Take, for instance, the scene where Jesse confronts Walt about poisoning Brock. Not only is Brock poisoned but it turns out that Gus had been setting Jesse up to turn against Walt since he learned of the ricin plot. (no doubt via the security cameras in the lab) We had seen his willingness to kill children last season but the show played it off as if he didn’t approve of it. Then that little plot point came surging back as what you, me, Walt and Jesse all should have seen unfolding.
Or when Gus decides not to get back in his car at the end of tonight’s episode. It’s my opinion that he was tipped off by Jesse not admitting to having the ricin that poisoned Brock. He knew about Jesse’s reaction to a child being murdered because he saw it last season. Gus also knew that Jesse would have put the ricin and Brock’s mysterious poisoning together and realized that his cigarette was the “smoking gun”. So when Jesse didn’t react violently when he asked “How did that happen?”, Gus knew that something was not as it seemed and that Jesse wasn’t to be trusted.
But there were also moments during this episode that left me feeling like I was Gus and the show was Walt lagging 10 steps behind.
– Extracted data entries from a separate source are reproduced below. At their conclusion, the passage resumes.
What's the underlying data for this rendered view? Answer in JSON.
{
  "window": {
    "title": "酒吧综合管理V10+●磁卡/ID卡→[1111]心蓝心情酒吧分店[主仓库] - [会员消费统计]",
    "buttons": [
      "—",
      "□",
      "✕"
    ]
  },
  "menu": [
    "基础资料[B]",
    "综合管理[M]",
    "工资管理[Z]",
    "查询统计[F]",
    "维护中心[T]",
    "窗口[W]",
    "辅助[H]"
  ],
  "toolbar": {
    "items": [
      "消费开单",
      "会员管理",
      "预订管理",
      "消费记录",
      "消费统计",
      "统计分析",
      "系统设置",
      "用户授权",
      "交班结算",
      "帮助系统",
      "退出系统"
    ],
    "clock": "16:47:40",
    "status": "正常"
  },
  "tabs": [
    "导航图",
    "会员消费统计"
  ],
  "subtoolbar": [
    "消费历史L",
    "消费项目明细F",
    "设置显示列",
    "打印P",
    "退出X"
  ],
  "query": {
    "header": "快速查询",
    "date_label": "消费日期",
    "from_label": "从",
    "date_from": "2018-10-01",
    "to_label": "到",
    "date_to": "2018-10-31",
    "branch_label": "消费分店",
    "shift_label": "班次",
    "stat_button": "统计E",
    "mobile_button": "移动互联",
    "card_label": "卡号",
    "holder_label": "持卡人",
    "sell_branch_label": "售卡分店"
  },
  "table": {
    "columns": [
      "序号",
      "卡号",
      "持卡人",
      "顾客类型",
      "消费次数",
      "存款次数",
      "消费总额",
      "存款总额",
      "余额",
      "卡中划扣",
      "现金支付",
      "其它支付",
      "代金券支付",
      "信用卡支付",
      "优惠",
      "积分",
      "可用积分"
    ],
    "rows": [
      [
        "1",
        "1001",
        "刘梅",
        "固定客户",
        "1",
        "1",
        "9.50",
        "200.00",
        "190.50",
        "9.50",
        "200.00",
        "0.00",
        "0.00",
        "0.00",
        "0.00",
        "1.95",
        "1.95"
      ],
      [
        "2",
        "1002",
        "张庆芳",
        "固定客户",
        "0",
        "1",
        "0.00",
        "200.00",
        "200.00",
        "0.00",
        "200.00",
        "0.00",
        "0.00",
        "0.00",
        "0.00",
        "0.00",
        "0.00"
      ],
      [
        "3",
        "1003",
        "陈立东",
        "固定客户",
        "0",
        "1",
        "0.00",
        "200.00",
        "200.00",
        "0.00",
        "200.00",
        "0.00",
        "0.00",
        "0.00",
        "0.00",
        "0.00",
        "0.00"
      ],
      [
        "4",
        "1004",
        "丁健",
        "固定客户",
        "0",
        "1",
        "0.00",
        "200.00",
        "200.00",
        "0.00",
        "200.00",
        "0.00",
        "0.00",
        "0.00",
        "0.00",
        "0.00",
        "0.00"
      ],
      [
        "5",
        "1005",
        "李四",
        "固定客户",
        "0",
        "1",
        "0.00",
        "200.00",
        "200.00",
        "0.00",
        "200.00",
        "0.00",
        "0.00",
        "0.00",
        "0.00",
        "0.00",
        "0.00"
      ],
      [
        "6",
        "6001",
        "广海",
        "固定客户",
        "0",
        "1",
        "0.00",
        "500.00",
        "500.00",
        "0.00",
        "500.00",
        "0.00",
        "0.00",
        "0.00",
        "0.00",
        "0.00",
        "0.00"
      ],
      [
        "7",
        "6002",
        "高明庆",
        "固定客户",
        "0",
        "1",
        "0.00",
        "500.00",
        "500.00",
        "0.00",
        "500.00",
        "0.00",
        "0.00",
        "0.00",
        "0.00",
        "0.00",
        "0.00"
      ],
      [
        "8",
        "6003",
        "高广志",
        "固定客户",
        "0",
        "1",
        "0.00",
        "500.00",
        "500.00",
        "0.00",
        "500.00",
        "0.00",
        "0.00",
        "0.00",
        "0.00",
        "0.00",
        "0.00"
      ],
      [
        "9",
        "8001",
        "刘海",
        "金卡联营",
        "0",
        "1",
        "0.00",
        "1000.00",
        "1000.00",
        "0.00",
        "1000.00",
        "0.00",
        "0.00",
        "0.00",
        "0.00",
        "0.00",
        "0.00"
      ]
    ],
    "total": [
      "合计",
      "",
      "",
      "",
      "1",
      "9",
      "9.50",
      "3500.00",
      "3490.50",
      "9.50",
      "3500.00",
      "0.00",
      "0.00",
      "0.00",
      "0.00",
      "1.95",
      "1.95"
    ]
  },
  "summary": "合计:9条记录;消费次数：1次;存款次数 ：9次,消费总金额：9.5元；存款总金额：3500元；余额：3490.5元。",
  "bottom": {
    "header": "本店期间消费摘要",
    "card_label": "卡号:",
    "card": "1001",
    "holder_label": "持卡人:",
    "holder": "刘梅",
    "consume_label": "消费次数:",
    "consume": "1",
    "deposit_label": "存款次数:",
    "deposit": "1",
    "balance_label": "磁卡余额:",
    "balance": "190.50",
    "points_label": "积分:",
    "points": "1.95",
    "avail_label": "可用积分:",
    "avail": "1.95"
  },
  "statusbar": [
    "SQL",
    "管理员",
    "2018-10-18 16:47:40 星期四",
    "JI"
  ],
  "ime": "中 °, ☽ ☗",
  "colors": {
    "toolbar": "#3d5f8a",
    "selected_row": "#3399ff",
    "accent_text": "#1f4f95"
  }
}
I was on to how Brock became poisoned immediately after Jesse got the call from Andrea. Due to Aaron Paul’s fantastic acting the scene where he realized how it happened was still good, but it didn’t have the impact that I’m sure it would have if I didn’t see it coming.
I was also entirely unworried when Jesse had the gun to Walt’s head since I had read the synopsis for next week. I knew Walt wasn’t going to die.
It definitely says something for the caliber of this show that, despite feeling 10 steps ahead of this episode like Gus, Villigan still managed to get my heart rate up at the appropriate moments.